Profiles of success: the manufacturer making dumb machines smarter






Profiles of success by Brent Balinski

If you’re not a digital business, believes Movus co-founder Brad Parsons, then in a few years you will be out of business.

The march of software through manufacturing (and pretty well all) companies in the last few years is unmissable. Marc Andreessen’s quip that “software is eating the world” – while providing vast opportunities to create value – looks truer every year since he made it in his now-famous 2011 essay of that title.

Digital technologies are encouraging shifts in manufacturing such as disaggregated value chains and opportunities to add data-enabled services. And as the much-used example of Apple’s iPhone highlights, production isn’t always something a manufacturing company needs to do itself, and can represent a comparatively small part of value creation.

Movus highlights these and other trends, and shows that it can pay for a manufacturer to think and act like a software company. For example, Parsons says the firm follows rapid (two-week) development cycles, and since beginning in 2015, has moved to the 8th iteration of the sensor modules it uses to bring smarts to dumb machines.

The company offers condition-based monitoring for industrial equipment, using sensor packages, cloud computing and artificial intelligence to give users around-the-clock machine health monitoring through a computer or a mobile device. Sensor module calibration is guided via an app and installation time is only minutes.

Machine learning algorithms make sense of six modalities (including vibration, temperature and noise) and alert maintenance staff when a problem might be emerging, helping a user move from preventive to predictive maintenance.

Since a $4.8 million series A round in April last year (with Blackbird Ventures, Skip Capital and Telstra Ventures as investors), Movus has raced to keep its edge in the booming area of condition-based maintenance. It has moved out of the University of Queensland iLab incubator, doubled staff numbers, finalised strategic partnerships with ALS and Telstra, and achieved FCC and CE certifications for its FitMachine sensors.

Smarter maintenance solutions are a hot area, and Movus’s customers are increasingly aware “that the technology elements used to build a predictive maintenance solution are now cheaper and more powerful.” Companies such as Siemens, IBM and GE are among those offering solutions. According to research firm Markets and Markets, the category is growing at over 28 per cent a year, and will be worth nearly $US 5 billion by 2021.

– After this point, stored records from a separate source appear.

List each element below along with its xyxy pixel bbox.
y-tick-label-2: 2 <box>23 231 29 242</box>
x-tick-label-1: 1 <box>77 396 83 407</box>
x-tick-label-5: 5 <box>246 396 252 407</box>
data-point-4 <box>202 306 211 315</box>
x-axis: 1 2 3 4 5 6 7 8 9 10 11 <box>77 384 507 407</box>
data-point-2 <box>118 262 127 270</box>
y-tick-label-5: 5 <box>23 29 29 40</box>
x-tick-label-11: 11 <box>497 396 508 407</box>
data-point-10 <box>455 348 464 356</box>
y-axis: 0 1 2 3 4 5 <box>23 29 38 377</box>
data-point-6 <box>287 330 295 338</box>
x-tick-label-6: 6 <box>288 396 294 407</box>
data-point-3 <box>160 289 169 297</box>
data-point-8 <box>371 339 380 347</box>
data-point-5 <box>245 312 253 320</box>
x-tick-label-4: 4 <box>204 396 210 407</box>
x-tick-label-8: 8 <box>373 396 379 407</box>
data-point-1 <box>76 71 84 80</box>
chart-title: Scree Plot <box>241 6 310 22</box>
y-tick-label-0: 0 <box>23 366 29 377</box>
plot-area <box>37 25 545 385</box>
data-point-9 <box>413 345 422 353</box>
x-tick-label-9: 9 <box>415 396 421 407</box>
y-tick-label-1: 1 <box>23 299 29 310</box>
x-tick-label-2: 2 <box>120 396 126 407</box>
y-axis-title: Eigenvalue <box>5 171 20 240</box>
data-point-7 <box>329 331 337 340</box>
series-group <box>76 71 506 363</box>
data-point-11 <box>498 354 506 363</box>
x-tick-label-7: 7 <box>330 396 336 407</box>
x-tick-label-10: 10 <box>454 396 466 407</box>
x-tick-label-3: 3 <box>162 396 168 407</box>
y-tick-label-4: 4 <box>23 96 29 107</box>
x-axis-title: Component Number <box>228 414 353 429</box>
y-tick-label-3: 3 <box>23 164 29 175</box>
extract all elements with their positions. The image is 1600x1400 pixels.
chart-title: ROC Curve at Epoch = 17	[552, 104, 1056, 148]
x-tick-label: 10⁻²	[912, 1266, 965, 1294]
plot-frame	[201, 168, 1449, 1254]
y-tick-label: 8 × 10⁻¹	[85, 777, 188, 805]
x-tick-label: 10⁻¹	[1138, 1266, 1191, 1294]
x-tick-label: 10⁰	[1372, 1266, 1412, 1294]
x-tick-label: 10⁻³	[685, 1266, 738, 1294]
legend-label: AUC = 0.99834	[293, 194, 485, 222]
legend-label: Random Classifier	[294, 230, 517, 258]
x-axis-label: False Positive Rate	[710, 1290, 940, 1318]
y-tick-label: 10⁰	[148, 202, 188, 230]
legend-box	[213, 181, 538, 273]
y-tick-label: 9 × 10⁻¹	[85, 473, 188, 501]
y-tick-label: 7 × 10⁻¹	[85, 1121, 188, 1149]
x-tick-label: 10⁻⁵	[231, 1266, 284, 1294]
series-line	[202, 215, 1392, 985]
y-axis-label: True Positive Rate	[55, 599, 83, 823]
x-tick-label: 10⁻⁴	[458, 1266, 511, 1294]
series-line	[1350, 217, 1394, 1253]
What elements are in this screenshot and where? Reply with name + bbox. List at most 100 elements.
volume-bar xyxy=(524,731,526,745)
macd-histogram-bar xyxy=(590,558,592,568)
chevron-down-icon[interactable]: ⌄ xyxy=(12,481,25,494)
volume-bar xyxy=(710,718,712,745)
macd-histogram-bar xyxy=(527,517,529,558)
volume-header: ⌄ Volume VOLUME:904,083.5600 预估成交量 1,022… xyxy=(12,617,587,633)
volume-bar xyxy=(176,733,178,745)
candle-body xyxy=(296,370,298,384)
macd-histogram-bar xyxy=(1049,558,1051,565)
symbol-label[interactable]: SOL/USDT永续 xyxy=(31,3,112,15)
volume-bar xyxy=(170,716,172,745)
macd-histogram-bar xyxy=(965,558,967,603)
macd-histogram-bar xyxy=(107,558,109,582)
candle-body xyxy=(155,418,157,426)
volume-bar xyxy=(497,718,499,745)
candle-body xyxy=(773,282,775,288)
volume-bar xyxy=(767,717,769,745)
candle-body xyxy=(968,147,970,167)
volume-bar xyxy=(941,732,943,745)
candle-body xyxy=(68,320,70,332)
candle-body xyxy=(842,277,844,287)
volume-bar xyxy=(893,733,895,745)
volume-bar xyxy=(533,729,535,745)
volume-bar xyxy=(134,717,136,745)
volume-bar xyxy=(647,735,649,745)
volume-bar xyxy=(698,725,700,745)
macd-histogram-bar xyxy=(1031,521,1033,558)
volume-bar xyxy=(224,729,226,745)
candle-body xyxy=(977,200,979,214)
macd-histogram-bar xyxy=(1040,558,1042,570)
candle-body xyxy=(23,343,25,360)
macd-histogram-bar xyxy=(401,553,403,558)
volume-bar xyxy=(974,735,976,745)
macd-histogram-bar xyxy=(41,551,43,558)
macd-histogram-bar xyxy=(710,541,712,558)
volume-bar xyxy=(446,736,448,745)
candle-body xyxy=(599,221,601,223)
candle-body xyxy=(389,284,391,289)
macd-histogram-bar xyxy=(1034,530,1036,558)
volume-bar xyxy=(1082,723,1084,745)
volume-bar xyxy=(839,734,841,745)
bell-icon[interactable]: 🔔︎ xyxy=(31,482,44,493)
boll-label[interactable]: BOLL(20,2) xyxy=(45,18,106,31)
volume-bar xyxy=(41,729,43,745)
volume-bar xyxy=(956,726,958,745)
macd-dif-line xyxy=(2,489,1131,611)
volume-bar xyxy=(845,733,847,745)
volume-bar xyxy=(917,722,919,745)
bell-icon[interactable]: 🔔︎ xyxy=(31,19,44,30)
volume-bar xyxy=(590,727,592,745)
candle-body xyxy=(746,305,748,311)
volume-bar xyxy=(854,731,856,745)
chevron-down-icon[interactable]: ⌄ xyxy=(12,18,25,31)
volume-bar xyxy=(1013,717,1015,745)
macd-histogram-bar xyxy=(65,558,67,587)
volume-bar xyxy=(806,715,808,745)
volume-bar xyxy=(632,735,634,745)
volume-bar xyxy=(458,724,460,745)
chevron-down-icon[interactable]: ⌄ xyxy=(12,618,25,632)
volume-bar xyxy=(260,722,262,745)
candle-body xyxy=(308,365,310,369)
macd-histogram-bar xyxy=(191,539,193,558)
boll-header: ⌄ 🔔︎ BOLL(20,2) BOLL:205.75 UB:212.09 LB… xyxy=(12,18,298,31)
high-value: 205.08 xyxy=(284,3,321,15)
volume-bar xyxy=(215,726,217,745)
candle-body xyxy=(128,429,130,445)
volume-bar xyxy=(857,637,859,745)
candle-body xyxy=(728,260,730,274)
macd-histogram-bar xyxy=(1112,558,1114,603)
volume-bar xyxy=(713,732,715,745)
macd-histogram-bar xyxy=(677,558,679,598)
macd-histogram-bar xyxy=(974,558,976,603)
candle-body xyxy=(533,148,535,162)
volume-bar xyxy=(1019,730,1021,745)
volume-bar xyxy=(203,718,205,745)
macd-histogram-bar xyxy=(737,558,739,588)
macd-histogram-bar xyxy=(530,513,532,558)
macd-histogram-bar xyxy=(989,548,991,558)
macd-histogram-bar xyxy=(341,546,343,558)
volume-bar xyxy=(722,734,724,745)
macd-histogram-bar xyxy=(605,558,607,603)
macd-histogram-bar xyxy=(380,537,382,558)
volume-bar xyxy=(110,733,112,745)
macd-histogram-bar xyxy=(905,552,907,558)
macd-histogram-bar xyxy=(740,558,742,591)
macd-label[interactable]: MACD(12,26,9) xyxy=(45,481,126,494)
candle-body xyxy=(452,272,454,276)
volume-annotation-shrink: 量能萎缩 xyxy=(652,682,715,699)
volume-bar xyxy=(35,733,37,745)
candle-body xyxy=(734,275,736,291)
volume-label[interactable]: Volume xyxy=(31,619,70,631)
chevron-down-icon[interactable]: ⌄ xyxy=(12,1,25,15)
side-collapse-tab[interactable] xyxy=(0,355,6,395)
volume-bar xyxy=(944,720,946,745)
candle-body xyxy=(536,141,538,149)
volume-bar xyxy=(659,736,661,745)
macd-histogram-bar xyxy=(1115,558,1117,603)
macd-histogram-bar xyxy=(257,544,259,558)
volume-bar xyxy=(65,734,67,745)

Competition is intensifying, says Parsons, though Movus’s combined engineering and industrial expertise keep them ahead. Three-quarters of the team are engineers.

Their competitors are generally in two camps: “Those with engineering skills that understand the mechanics of machine failure (but have limited IT or AI skills) and those that are data science or IT based (but have limited mechanical, electrical or industry experience).

“We are even finding that we are going head to head with massive European industrial firms, and winning, which is exciting. We were told by a major German industrial business with 14 billion Euro in revenue, ‘you guys at Movus are years ahead of us.’”

Movus used to assemble products in-house, but this became impractical when scaling up. Assembly now happens at Brisbane’s IntelliDesign, with which Movus’s mechanical, firmware and software engineers work closely. Movus does not sell its sensors separately, instead charging per sensor per month.

Asked whether he considers Movus a manufacturer, Parsons says. “In fact, we are a solutions company. The sensors we manufacture are part of our solution, together with its underlying machine learning and artificial intelligence technologies, cloud infrastructure, remote monitoring dashboard and mobile app. In a sense our technology team are constantly ‘manufacturing’ new product.”

Small and medium manufacturers are starting to invest in monitoring technologies such as FitMachine, dipping a toe in Industry 4.0 and testing the concept’s value by retrofitting old machines with new intelligence. It’s a safe bet that software will continue eating the world, and that companies like Movus will be around to provide cutlery.